Publié le mardi 9 décembre 2014

Musique enregistrée

L’Assemblée nationale a voté mercredi dernier la prolongation pour trois ans du crédit d’impôt à la production phonographique, dans le cadre du budget rectificatif 2014. Ce dispositif se voit également renforcé, son plafond passant de 800 000 euros à 1,1 millions d’euros. Une décision saluée par l’Upfi.

La décision était attendue par les producteurs phonographiques. Et malgré les tentatives d’amendement visant à le supprimer, l’Assemblée nationale a voté la prolongation jusqu’en 2018 du crédit d’impôt à la production phonographique, dans le cadre du Projet de loi de finance 2014. Pour ses opposants, comme le président de la commission des Finances Gilles Carrez et Charles de Courson (UDI), son efficacité ne serait pas attestée. Ils s’appuient pour cela sur un rapport de 2013 intitulé Pour des aides simples et efficaces au service de la compétitivité.

Créé en 2006, dans le cadre du vote de la loi DADVSI (Droit d’auteur et droits voisins dans la société de l’information ; titre III, art. 36), ce dispositif, déjà prolongé plusieurs fois, était censé expirer au 31 décembre 2015. Il s’adresse aux producteurs phonographiques qui investissent dans la production, le développement de nouveaux talents ou la numérisation de leur catalogue. Il permet à des producteurs de déduire de l’impôt sur les sociétés une partie des dépenses engagées. Les petites entreprises auront également le droit de prendre en compte, pour le calcul du bénéfice, une part de la rémunération de leur dirigeant. A l’inverse, le taux du crédit d’impôt sera baissé de 20% à 15% pour les grandes entreprises. Autre bonne nouvelle pour les producteurs, le plafond passe de 800 000 à 1,1 millions d’euros, pour un coût total du dispositif de 13 millions d’euros (+2 millions).

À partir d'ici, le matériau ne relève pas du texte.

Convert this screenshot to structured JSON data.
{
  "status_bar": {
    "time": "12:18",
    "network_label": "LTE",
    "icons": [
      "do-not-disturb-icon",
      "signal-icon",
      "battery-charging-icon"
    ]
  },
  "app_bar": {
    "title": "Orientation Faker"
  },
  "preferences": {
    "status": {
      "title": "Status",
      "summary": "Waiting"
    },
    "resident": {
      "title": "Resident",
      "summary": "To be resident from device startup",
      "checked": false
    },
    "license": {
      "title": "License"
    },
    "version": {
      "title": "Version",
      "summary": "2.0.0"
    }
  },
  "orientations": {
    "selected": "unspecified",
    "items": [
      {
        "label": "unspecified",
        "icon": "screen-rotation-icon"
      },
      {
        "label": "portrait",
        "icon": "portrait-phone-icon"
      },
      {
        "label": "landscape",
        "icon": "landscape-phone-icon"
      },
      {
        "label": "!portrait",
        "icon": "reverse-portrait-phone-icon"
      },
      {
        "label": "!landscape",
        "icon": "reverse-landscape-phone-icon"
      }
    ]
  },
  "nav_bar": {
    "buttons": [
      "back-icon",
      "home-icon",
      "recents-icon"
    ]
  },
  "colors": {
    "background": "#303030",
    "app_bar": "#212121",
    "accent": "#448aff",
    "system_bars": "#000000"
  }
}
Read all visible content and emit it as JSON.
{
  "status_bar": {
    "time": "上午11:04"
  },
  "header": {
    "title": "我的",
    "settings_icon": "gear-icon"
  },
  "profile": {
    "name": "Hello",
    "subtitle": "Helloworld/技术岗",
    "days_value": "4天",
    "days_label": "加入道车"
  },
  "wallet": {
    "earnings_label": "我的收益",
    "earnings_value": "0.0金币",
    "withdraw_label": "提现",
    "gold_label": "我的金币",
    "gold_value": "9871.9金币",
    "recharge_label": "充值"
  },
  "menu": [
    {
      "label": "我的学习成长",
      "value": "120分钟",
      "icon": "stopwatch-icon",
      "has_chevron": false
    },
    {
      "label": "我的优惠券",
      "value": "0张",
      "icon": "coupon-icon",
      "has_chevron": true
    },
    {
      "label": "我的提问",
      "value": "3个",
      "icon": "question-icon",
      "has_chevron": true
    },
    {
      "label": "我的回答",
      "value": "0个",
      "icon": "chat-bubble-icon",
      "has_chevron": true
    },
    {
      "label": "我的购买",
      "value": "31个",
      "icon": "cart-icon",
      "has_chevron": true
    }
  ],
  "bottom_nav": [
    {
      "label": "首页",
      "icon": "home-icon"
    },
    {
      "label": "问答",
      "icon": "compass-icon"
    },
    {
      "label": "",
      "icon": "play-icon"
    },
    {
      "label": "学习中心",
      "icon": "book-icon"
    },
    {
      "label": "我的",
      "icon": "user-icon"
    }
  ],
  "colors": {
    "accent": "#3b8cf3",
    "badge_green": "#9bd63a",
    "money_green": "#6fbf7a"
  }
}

La nouvelle a été accueillie avec satisfaction par l’Upfi (Union des producteurs phonographiques français indépendants), dans un communiqué. Pour le syndicat, "la volonté affichée par Fleur Pellerin de soutenir la filière musicale dans sa transition trouve là une de ses premières décisions concrètes qu’il convient de saluer. Le soutien apporté par le Gouvernement à la pérennité de cette mesure incitative constitue aussi un signal encourageant pour la création et la production musicales en France".

Pour une adoption définitive, ces mesures doivent être votées au Sénat pour être ensuite définitivement adoptées par le Parlement.